Zimmerman Beats to Rhythm of the Club
On the surface, it was just an everyday sacrifice fly to right field in the top of the eighth during an early April road win vs. the Mets. But a closer look reveals the selfless team-first attitude that earned third baseman Ryan Zimmerman his 500th career RBI, making him the first Nationals player to...
On the surface, it was just an everyday sacrifice fly to right field in the top of the eighth during an early April road win vs. the Mets. But a closer look reveals the selfless team-first attitude that earned third baseman Ryan Zimmerman his 500th career RBI, making him the first Nationals player to do so since the team’s arrival in Washington, D.C.
“Anytime you are lucky enough to do something like that, I guess it’s pretty cool,” said Zimmerman in a recent interview on nationals.com. “It’s very humbling. Hopefully, I’ll have a few more 500s.”
The fourth overall pick in the 2005 First-Year Player Draft, and the franchise’s first-ever selection, has proved to be a good one. The 6-foot-3, 228-pound third baseman is already a Gold Glove Award winner (‘09) and two-time Silver Slugger Award winner (‘09-‘10).
In Spring Training, Nationals EVP of Baseball Operations and General Manager Mike Rizzo signed Zimmerman to an extension through 2019, securing the services of the man described as the face of the franchise for at least the next eight seasons.
“This is the cornerstone of the organization,” said Rizzo during a Spring Training press conference announcing the deal. “This was the number one order of business going into the offseason.
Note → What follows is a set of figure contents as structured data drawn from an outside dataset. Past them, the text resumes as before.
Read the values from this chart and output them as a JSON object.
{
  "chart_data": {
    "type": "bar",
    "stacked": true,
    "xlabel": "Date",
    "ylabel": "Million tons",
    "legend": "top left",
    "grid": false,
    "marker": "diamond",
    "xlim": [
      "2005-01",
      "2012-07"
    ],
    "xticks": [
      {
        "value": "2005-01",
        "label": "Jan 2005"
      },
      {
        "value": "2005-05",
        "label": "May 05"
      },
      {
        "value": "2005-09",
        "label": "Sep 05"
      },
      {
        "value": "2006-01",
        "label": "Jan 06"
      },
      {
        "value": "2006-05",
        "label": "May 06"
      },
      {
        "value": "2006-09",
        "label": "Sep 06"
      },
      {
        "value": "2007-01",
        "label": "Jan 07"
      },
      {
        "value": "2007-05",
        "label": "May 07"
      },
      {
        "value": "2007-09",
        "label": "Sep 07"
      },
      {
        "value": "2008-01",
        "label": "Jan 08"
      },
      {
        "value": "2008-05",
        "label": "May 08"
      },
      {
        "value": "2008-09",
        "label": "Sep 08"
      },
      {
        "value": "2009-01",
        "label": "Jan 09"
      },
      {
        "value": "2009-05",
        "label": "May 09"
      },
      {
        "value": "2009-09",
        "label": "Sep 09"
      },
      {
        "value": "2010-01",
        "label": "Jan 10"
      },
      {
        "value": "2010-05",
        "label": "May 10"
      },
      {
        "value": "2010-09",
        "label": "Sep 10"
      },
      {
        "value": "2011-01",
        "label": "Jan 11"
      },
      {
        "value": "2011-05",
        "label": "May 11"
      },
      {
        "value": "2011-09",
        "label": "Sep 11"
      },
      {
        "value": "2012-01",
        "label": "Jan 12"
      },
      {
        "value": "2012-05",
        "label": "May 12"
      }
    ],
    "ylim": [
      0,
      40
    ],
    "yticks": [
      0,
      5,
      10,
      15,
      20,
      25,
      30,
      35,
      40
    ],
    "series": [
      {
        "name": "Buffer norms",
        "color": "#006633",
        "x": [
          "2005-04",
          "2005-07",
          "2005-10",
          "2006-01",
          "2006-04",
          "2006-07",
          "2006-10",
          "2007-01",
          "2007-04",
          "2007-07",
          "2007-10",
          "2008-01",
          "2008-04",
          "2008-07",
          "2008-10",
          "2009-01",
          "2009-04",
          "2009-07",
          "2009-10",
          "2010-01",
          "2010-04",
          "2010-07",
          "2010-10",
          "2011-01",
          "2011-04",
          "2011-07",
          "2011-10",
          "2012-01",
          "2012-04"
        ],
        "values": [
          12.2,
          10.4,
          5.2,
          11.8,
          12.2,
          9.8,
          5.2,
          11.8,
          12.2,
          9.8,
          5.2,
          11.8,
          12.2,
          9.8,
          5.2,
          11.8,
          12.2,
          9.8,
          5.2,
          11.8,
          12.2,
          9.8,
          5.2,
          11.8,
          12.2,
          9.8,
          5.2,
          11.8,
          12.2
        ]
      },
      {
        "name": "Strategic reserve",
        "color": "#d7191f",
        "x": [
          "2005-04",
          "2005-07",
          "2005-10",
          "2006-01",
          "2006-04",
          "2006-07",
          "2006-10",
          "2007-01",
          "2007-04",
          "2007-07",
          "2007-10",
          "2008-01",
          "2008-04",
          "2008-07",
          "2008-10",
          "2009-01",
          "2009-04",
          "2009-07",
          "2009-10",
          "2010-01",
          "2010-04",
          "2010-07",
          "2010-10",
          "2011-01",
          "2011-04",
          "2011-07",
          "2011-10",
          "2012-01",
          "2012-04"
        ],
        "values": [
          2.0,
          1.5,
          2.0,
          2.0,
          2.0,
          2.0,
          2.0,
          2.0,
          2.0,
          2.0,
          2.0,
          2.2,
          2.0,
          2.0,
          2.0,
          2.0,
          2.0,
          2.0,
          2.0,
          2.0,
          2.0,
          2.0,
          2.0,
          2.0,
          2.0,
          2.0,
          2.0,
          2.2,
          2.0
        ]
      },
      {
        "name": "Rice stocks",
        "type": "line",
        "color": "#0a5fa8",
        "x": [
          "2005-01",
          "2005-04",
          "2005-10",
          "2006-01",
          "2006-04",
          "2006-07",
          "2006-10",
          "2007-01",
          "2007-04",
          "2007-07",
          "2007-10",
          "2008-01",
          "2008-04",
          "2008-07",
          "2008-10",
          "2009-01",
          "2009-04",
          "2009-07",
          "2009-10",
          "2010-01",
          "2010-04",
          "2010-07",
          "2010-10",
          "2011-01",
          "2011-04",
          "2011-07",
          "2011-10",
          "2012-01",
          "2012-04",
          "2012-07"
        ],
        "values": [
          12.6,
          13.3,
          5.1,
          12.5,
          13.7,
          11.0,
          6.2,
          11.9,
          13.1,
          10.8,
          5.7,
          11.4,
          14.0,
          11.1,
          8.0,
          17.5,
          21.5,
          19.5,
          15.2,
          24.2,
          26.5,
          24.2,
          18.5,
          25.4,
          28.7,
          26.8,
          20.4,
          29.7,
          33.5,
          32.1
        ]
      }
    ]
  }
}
We’ve been talking about this for a long, long time.”
Zimmerman’s dedication and commitment to Washington is reflected in the fine print of his contract, which provides the financial flexibility for Rizzo to re-sign the young foundation of the team and attract outside talent.
“This (contract) is basically built to have them be able to keep our core guys in place and that was important to me,” explained Zimmerman. “I know that I am going to be here and I know I give them the flexibility you need to have all these other guys, my teammates, here for the future with me.”
Nationals Manager Davey Johnson has compared Zimmerman to another baseball great, one he had the pleasure to have as a teammate during his playing days.
“I think Brooks Robinson is the greatest third baseman I’ve ever seen, and I see a lot of that in Zim. He makes plays that I don’t even think ‘Brooksy’ could have made,” said Johnson.
Zimmerman is the total package on and off the field. The Washington, North Carolina native founded the ziMS Foundation, which he started on behalf of his mother, Cheryl, who in 1995 was diagnosed with Multiple Sclerosis. The chronic and unpredictable disease that affects the central nervous system is found in over 400,000 Americans.
As a part of his contract, Zimmerman is guaranteed at least one day at Nationals Park each season to hold an event for the foundation. Last year’s Night at the Park, hosted by NBC News Political Director and White House Correspondent Chuck Todd, raised enough funds for Zimmerman to present a $30,000 check to the National Capital Chapter of the National MS Society.
“This has been my home for the last five years,” said Zimmerman. “We ultimately want to make the ziMS Foundation bigger and better. The next step was to bring it to a bigger and better city. And there is not a bigger and better city in the world to do something like this than D.C.”